The installation at FZK went through according to the schedule (actually it was two days early)

Oscar gave an update on his action (delivery of the new version of glexec supporting error codes and relevant specification):
tomorrow (20-feb-2009) a new version will be released to SA3. This will be done via cloning the existing patch and submitting a new one.
Antonio: It is good to deliver according to the standard release process, but should there be the need for more frequent changes to be applied by the developers we agree within other pilots to a different strategy in order to save time. Basically a patch is created and left in status "With Provider" and the modifications delivered to the pilot are documented there incrementally while they are distributed to the pilot. In this way the changes are documented appropriately and at the same time the existing patch can follow their standard path through certification/preproduction. Of course the certification team is involved in the pilot so they can watch on the content and raise exceptions earlier if needed. The standard process can of course be followed, up to the developers.
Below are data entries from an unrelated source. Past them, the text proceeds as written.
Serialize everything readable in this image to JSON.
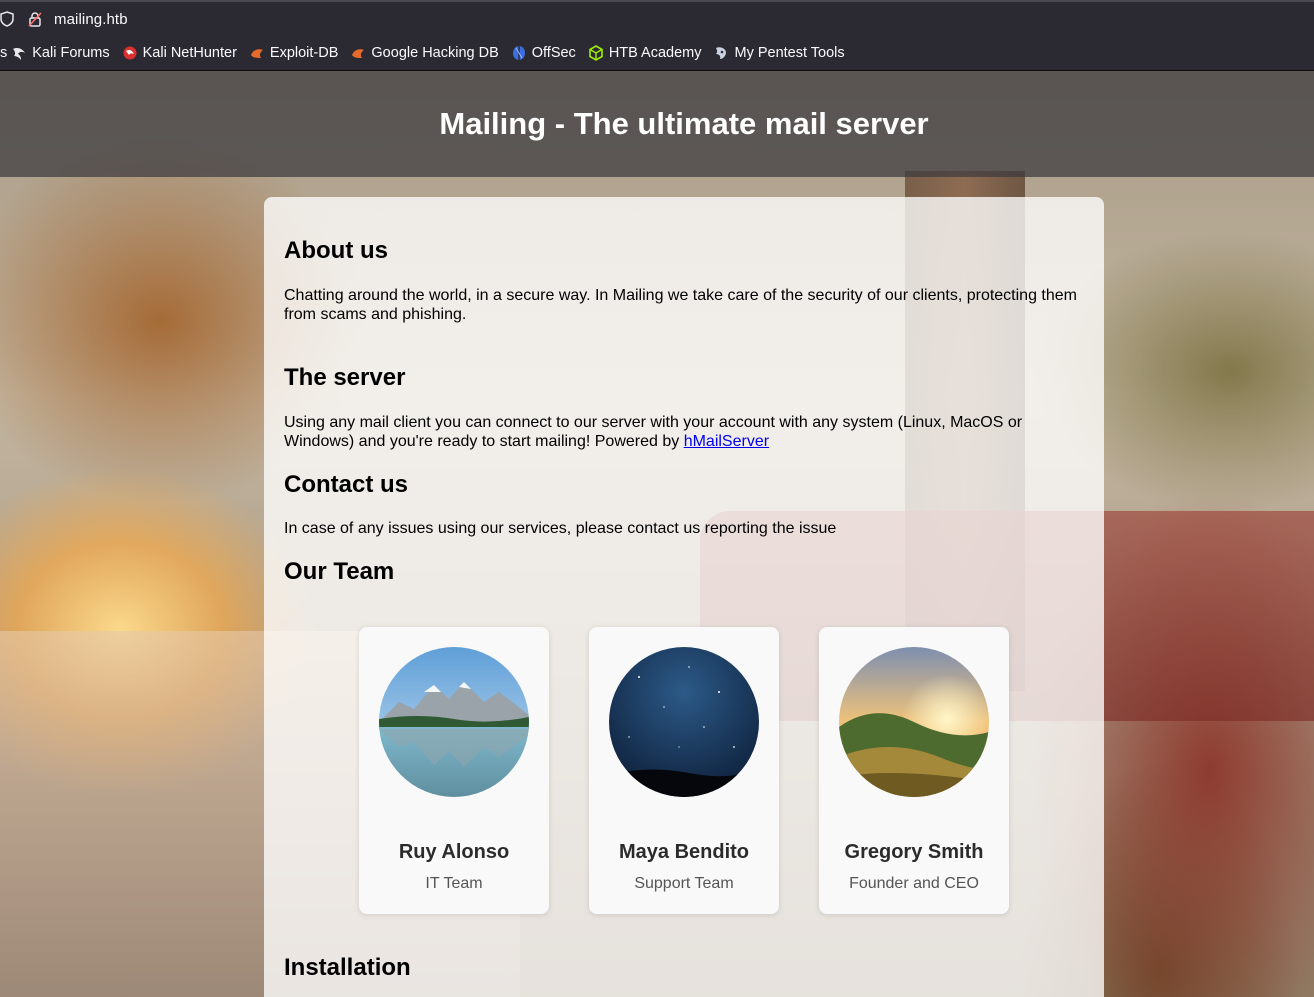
{
  "browser": {
    "url": "mailing.htb",
    "bookmarks": [
      {
        "label": "s",
        "icon": "kali-icon"
      },
      {
        "label": "Kali Forums",
        "icon": "kali-dragon-icon"
      },
      {
        "label": "Kali NetHunter",
        "icon": "nethunter-icon"
      },
      {
        "label": "Exploit-DB",
        "icon": "exploitdb-icon"
      },
      {
        "label": "Google Hacking DB",
        "icon": "ghdb-icon"
      },
      {
        "label": "OffSec",
        "icon": "offsec-icon"
      },
      {
        "label": "HTB Academy",
        "icon": "htb-cube-icon"
      },
      {
        "label": "My Pentest Tools",
        "icon": "pentest-tools-icon"
      }
    ]
  },
  "header": {
    "title": "Mailing - The ultimate mail server"
  },
  "about": {
    "heading": "About us",
    "text": "Chatting around the world, in a secure way. In Mailing we take care of the security of our clients, protecting them from scams and phishing."
  },
  "server": {
    "heading": "The server",
    "text": "Using any mail client you can connect to our server with your account with any system (Linux, MacOS or Windows) and you're ready to start mailing! Powered by",
    "link": "hMailServer"
  },
  "contact": {
    "heading": "Contact us",
    "text": "In case of any issues using our services, please contact us reporting the issue"
  },
  "team": {
    "heading": "Our Team",
    "members": [
      {
        "name": "Ruy Alonso",
        "role": "IT Team",
        "photo": "mountain-lake-photo"
      },
      {
        "name": "Maya Bendito",
        "role": "Support Team",
        "photo": "night-sky-photo"
      },
      {
        "name": "Gregory Smith",
        "role": "Founder and CEO",
        "photo": "sunset-hills-photo"
      }
    ]
  },
  "installation": {
    "heading": "Installation"
  },
  "colors": {
    "browser_chrome": "#2b2a33",
    "link": "#0000ee",
    "header_overlay": "#3c3a3e"
  }
}
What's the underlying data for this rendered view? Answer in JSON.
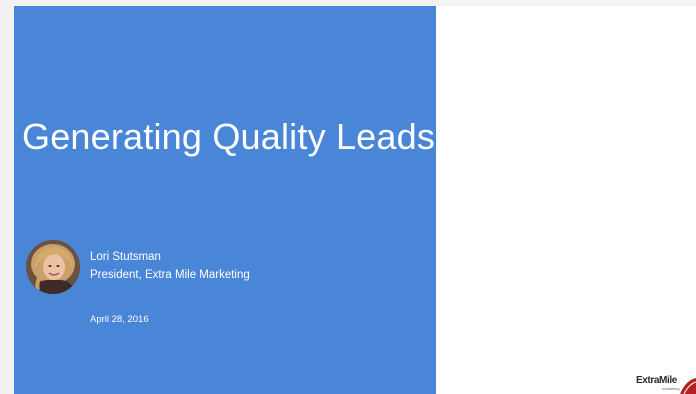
{
  "slide": {
    "title": "Generating Quality Leads",
    "presenter_name": "Lori Stutsman",
    "presenter_role": "President, Extra Mile Marketing",
    "date": "April 28, 2016",
    "background_color": "#4a86d8"
  },
  "brand": {
    "logo_text": "ExtraMile",
    "logo_subtext": "marketing"
  }
}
But the main goal of the pilot in this phase for all the concerned parts is to support in an effective way the integration of the error codes in the experiment's submitting framework. Oscar: So I can provide just the differences wrt what Angela has installed. That would consist only in a glexec rpm
Antonio: so I propose you to create anew patch that contains only that rpm and give to Angela the link and the documentation to upgrade
Oscar: will provide the documentation in the new patch Angela agrees with the procedure
the agreed date for the delivery is 20-Feb-09 (afternoon)

Status and results of the pilot service (by VOs and sites)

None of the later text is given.